The Republicans should have drafted Ms. Rowley to run for Congress. She would be ideal for the party’s advertising campaign. The number one issue is national security. And restoring our country’s moral leadership and national security is going to have to start with the truth. Republicans desperately need to prove they are not the party of corruption, especially involving government contractors. Whistleblowers are the human factor that is the Achilles’ heel of government corruption. The Department of Justice reports their lawsuits against fraud in government contracts have saved the taxpayers $15 billion since 1986, and $1.4 billion last year alone. Most basicly, Republicans portray themselves as the party of freedom. Whistleblowers like Coleen Rowley exercise freedom of speech when it means risking their professional lives.

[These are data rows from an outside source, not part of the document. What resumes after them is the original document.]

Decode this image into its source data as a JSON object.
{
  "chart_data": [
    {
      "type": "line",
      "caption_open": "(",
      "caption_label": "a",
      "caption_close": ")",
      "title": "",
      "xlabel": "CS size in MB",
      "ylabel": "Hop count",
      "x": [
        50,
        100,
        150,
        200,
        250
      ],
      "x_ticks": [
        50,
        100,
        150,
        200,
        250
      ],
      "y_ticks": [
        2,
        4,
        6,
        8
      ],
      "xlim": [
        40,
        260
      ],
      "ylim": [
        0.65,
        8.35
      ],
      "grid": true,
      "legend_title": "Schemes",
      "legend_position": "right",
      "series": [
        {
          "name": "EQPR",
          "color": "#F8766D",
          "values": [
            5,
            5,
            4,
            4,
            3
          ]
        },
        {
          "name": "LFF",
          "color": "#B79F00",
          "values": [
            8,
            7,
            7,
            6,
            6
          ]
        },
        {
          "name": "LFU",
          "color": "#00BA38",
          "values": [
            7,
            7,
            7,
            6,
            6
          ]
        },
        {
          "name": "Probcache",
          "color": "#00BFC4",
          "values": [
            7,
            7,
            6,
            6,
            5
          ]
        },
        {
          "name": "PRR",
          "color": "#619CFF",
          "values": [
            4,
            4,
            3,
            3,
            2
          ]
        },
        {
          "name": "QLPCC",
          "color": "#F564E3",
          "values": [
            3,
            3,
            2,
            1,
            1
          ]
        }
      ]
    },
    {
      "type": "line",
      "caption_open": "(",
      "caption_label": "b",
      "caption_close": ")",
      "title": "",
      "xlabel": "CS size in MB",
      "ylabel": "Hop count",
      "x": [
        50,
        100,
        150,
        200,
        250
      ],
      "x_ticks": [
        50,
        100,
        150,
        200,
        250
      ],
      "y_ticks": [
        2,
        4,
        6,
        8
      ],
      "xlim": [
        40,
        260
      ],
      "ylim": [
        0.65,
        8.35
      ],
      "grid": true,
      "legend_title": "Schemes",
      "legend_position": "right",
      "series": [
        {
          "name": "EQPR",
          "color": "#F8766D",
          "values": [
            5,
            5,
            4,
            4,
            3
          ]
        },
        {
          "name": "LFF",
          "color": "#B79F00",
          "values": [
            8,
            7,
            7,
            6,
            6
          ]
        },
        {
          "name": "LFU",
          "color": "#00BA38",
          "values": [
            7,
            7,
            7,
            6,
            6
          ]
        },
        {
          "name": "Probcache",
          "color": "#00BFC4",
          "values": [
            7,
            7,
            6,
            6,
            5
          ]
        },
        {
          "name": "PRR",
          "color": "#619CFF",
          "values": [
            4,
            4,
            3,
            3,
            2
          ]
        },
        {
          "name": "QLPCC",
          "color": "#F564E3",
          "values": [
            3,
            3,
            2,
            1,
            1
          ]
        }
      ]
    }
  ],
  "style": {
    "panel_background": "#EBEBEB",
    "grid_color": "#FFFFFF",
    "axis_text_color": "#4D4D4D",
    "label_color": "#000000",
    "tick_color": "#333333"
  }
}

Ms. Rowley already has changed the face and course of history by challenging the paradigm that our country is safer by enforcing secrecy at all costs, forcing blind trust that the government will take care of us. After she exposed what happened behind closed doors, national security secrecy will never be the same. She didn’t blink pursuing those values in the world’s most intimidating, secretive bureaucracy. If she pursues those same values in Congress, an American revolutionary idea might return: government for the people, instead of for itself.